Erika Solomon / The New York Times

İran liderleri on yıllardır İslam Cumhuriyeti'nin siyasi sisteminin meşruiyetinin kanıtı olarak seçimlere katılım oranının yüksekliğini gösterebiliyordu. Ancak son yıllarda seçime katılım oranının düşmesi nedeniyle, Cumhurbaşkanı İbrahim Reisi'nin ölümünden sonra yapmak zorunda oldukları seçim, siyaset kurumunu vermek istemediği bir karara zorlayacak.  Dini Lider Ayetullah Ali Hamaney'in önünde her biri risk taşıyan iki seçenek var.

Hamaney'in önündeki seçenekler

Anayasaya göre Reisi'nin ölümünden sonraki 50 gün içinde yapılması gereken cumhurbaşkanlığı seçimlerinin sertlik yanlılarından reformistlere kadar herkese açık olmasını sağlayabilir. Ancak bu, ülkeyi istemediği bir yöne götürebilecek rekabetçi bir seçim riski taşıyor. Ya da son seçimlerdeki stratejisini tekrarlayabilir ve sadece reformcu rakiplerini değil, ılımlı, sadık muhalif figürleri bile engelleyebilir. Bu seçenek onu, giderek otoriterleşen devletine karşı sert bir hamle olarak yorumlanacak daha da düşük bir seçmen katılımıyla karşı karşıya bırakabilir.

Seçimlere katılım düşük

İran'da seçime katılım oranı son birkaç yıldır düşüş eğiliminde. 2016 yılında ülkedeki seçmenlerin yüzde 60'ından fazlası parlamento seçimlerine katıldı. Bu rakam 2020'de yüzde 42'ye geriledi. Yetkililer bu Mart ayında sonucun daha yüksek olacağına dair söz verseler de katılım yüzde 41'in biraz altında kaldı. Reisi'nin ölümünden sadece bir hafta önce, başkent Tahran'da yapılan parlamento seçimlerinin son turunda potansiyel oyların sadece yüzde 8'i alındı ki bu, Hamaney'in bir zamanlar Batı demokrasilerinin yüzde 30 ila yüzde 40'lık katılım oranlarıyla alay ettiği bir ülkede çarpıcı bir rakam.

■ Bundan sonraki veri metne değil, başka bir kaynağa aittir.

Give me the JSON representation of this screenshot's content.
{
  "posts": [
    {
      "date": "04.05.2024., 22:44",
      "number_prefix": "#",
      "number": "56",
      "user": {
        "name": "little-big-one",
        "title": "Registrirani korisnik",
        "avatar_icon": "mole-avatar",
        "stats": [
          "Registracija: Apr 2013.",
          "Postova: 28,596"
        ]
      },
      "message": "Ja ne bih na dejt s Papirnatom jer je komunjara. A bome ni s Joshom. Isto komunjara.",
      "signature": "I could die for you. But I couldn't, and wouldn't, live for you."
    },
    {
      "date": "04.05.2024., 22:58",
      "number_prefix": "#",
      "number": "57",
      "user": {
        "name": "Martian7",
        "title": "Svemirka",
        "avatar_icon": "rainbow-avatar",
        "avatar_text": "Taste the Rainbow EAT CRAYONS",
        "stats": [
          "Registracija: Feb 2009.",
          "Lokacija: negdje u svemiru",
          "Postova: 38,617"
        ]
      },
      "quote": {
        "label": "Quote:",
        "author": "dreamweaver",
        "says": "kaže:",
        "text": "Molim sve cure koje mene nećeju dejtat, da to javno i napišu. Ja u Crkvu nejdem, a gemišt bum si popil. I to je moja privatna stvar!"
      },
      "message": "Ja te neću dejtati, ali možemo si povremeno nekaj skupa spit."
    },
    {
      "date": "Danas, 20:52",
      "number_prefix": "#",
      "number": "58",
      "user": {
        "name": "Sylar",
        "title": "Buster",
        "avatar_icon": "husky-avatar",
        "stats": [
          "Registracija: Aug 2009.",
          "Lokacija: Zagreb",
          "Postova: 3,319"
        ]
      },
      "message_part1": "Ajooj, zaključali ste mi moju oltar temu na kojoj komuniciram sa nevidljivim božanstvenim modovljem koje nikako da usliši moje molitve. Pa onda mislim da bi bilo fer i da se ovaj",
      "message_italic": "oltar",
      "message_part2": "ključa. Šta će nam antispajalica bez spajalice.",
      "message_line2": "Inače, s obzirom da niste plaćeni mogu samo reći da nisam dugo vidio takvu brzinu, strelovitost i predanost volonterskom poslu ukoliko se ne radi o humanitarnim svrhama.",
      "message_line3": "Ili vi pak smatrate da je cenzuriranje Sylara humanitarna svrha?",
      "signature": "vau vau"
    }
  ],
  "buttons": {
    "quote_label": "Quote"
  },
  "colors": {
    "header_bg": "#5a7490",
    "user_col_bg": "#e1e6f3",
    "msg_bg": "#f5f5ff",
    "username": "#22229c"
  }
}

İranlı bir siyasi analist ve bağımsız bir haber medya kuruluşu olan Amwaj'ın editörü olan Muhammed Ali Shabani, "Hamaney'e, onu kurtaracak bir şekilde insanların siyasi sürece kolayca girmesine izin vermek için altın bir fırsat sunuldu tabii eğer bu şansı değerlendirmeyi seçerse. Ne yazık ki son birkaç yılda yaşananlar bu yolu seçmeyeceğini gösteriyor" ifadelerini kullandı. 

İran, seçilmiş organların atanmış konseyler tarafından denetlendiği paralel bir yönetim sistemine sahip bir teokrasi. Nükleer, askeri ve dış ilişkilerle ilgili kilit devlet politikaları Hamaney ve Yüksek Ulusal Güvenlik Konseyi tarafından belirlenirken, Devrim Muhafızları ekonomi ve siyaset üzerindeki etkisini artırıyor. Cumhurbaşkanının rolü iç politika ve ekonomik konularla daha sınırlı ancak yine de etkili bir pozisyon.

"Reisi'nin yerini doldurmak zor"

Seçimler aynı zamanda kamuoyu duyarlılığının önemli bir turnusol testi olmaya devam ediyor. Son yıllardaki düşük katılım, din adamlarına ve giderek daha sert ve muhafazakâr hale gelen siyaset kurumuna karşı soğuyan ruh halinin açık bir işareti olarak görülüyor. Londra merkezli düşünce kuruluşu Chatham House'un Orta Doğu ve Kuzey Afrika programı direktörü Sanam Vakil, "Rejim için bu mesafe - devlet ile toplum arasındaki bu kopukluk, ciddi bir sorun. İstedikleri şey muhafazakar birliği sağlamak ama Reisi'nin yerini doldurmak zor" dedi.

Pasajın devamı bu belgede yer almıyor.